When I started in journalism, my superior at NBC told me I would need a college degree and a minimum of five years’ writing experience at a newspaper or wire service to be considered for on-air work. At NBC in those years, every reporter and many producers met or exceeded those requirements. Virtually every journalist wrote his own copy.

Now, none of those things seem to matter. As the quality of stories has diminished and we now fixate on runaway brides, car chases, celebrity trials and other sideshows, serious subjects such as the war and coming conflicts with China and possibly Russia take a back seat.

If the public is unprepared for new threats and challenges, it will largely be the big media’s fault for failing to prepare them. The public will share the blame for fixating on blogs.

Blogs have their place. They played an important role in the last presidential election by contributing to the debate over John Kerry’s experience in Vietnam and George Bush’s National Guard records. But if they replace solid journalistic principles and practices, the public will be ill-served and the profession may suffer a mortal wound from which it might not recover.

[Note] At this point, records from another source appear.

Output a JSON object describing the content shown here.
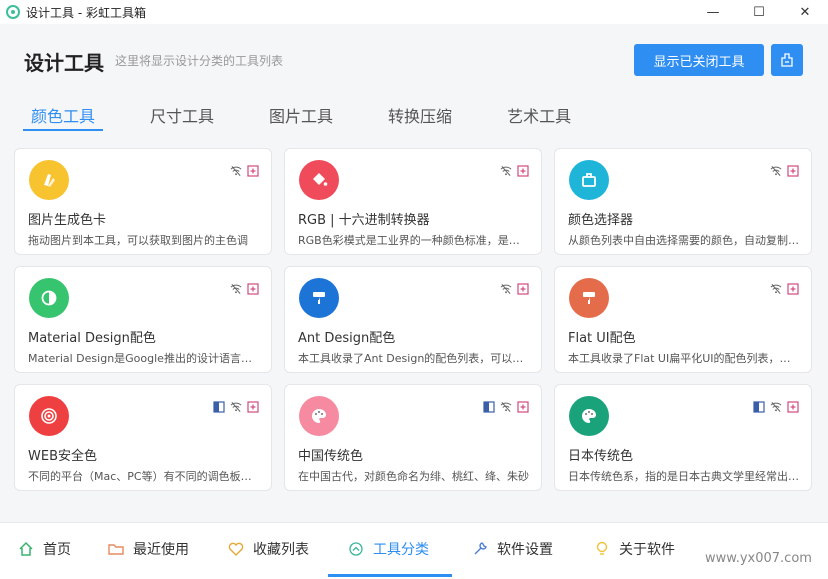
{
  "window": {
    "title": "设计工具 - 彩虹工具箱",
    "minimize": "—",
    "maximize": "☐",
    "close": "✕"
  },
  "header": {
    "title": "设计工具",
    "subtitle": "这里将显示设计分类的工具列表",
    "show_closed_button": "显示已关闭工具"
  },
  "tabs": [
    {
      "label": "颜色工具",
      "active": true
    },
    {
      "label": "尺寸工具",
      "active": false
    },
    {
      "label": "图片工具",
      "active": false
    },
    {
      "label": "转换压缩",
      "active": false
    },
    {
      "label": "艺术工具",
      "active": false
    }
  ],
  "cards": [
    {
      "title": "图片生成色卡",
      "desc": "拖动图片到本工具，可以获取到图片的主色调",
      "icon": "color-palette-icon",
      "color": "#f7c32e",
      "offline": true
    },
    {
      "title": "RGB | 十六进制转换器",
      "desc": "RGB色彩模式是工业界的一种颜色标准，是通过对红",
      "icon": "paint-bucket-icon",
      "color": "#ef4b5b",
      "offline": true
    },
    {
      "title": "颜色选择器",
      "desc": "从颜色列表中自由选择需要的颜色，自动复制色值",
      "icon": "color-picker-icon",
      "color": "#1eb5d9",
      "offline": true
    },
    {
      "title": "Material Design配色",
      "desc": "Material Design是Google推出的设计语言，这里",
      "icon": "contrast-icon",
      "color": "#37c46f",
      "offline": true
    },
    {
      "title": "Ant Design配色",
      "desc": "本工具收录了Ant Design的配色列表，可以直接",
      "icon": "paint-roller-icon",
      "color": "#1c74d6",
      "offline": true
    },
    {
      "title": "Flat UI配色",
      "desc": "本工具收录了Flat UI扁平化UI的配色列表，可以",
      "icon": "paint-roller-icon",
      "color": "#e46c4a",
      "offline": true
    },
    {
      "title": "WEB安全色",
      "desc": "不同的平台（Mac、PC等）有不同的调色板，不同的",
      "icon": "target-icon",
      "color": "#ee4040",
      "offline": true,
      "window": true
    },
    {
      "title": "中国传统色",
      "desc": "在中国古代，对颜色命名为绯、桃红、绛、朱砂",
      "icon": "palette-icon",
      "color": "#f58aa0",
      "offline": true,
      "window": true
    },
    {
      "title": "日本传统色",
      "desc": "日本传统色系，指的是日本古典文学里经常出现的",
      "icon": "palette-icon",
      "color": "#1aa37a",
      "offline": true,
      "window": true
    }
  ],
  "bottom_nav": [
    {
      "label": "首页",
      "icon": "home-icon",
      "active": false
    },
    {
      "label": "最近使用",
      "icon": "folder-icon",
      "active": false
    },
    {
      "label": "收藏列表",
      "icon": "heart-icon",
      "active": false
    },
    {
      "label": "工具分类",
      "icon": "category-icon",
      "active": true
    },
    {
      "label": "软件设置",
      "icon": "wrench-icon",
      "active": false
    },
    {
      "label": "关于软件",
      "icon": "bulb-icon",
      "active": false
    }
  ],
  "watermark": "www.yx007.com",
  "colors": {
    "accent": "#2e8ef2",
    "background": "#f5f6f8"
  }
}
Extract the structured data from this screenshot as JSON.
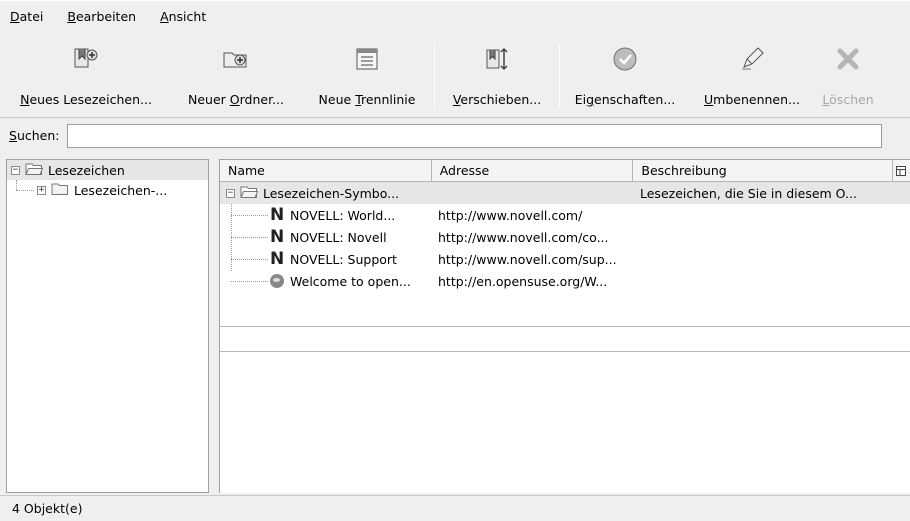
{
  "menu": [
    {
      "pre": "",
      "accel": "D",
      "post": "atei"
    },
    {
      "pre": "",
      "accel": "B",
      "post": "earbeiten"
    },
    {
      "pre": "",
      "accel": "A",
      "post": "nsicht"
    }
  ],
  "toolbar": {
    "new_bookmark": {
      "pre": "",
      "accel": "N",
      "post": "eues Lesezeichen..."
    },
    "new_folder": {
      "pre": "Neuer ",
      "accel": "O",
      "post": "rdner..."
    },
    "new_separator": {
      "pre": "Neue ",
      "accel": "T",
      "post": "rennlinie"
    },
    "move": {
      "pre": "",
      "accel": "V",
      "post": "erschieben..."
    },
    "properties": {
      "pre": "Ei",
      "accel": "g",
      "post": "enschaften..."
    },
    "rename": {
      "pre": "",
      "accel": "U",
      "post": "mbenennen..."
    },
    "delete": {
      "pre": "",
      "accel": "L",
      "post": "öschen"
    }
  },
  "search": {
    "label_accel": "S",
    "label_post": "uchen:",
    "value": "",
    "placeholder": ""
  },
  "tree": {
    "root_expander": "−",
    "root_label": "Lesezeichen",
    "child_expander": "+",
    "child_label": "Lesezeichen-..."
  },
  "list": {
    "columns": [
      "Name",
      "Adresse",
      "Beschreibung"
    ],
    "folder": {
      "expander": "−",
      "name": "Lesezeichen-Symbo...",
      "address": "",
      "description": "Lesezeichen, die Sie in diesem O..."
    },
    "items": [
      {
        "icon": "N",
        "name": "NOVELL: World...",
        "address": "http://www.novell.com/"
      },
      {
        "icon": "N",
        "name": "NOVELL: Novell",
        "address": "http://www.novell.com/co..."
      },
      {
        "icon": "N",
        "name": "NOVELL: Support",
        "address": "http://www.novell.com/sup..."
      },
      {
        "icon": "opensuse",
        "name": "Welcome to open...",
        "address": "http://en.opensuse.org/W..."
      }
    ]
  },
  "status": {
    "text": "4 Objekt(e)"
  }
}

With blogs, we do not know if what we read is true. For most blogs, no editor checks for factual errors and no one is restrained from editorializing. The Big Media sometime are guilty of these same shortcomings, but at least with them there is a presumption in favor of accuracy and fairness, plus there’s a way to shame them and occasionally force a correction if they mess up. Blogs have no checks and balances.

I suspect - and hope - that once the bloom is off the blogs, serious people (and they seem to be an endangered species) might still crave real journalism and be able to remember what it looked and sounded like.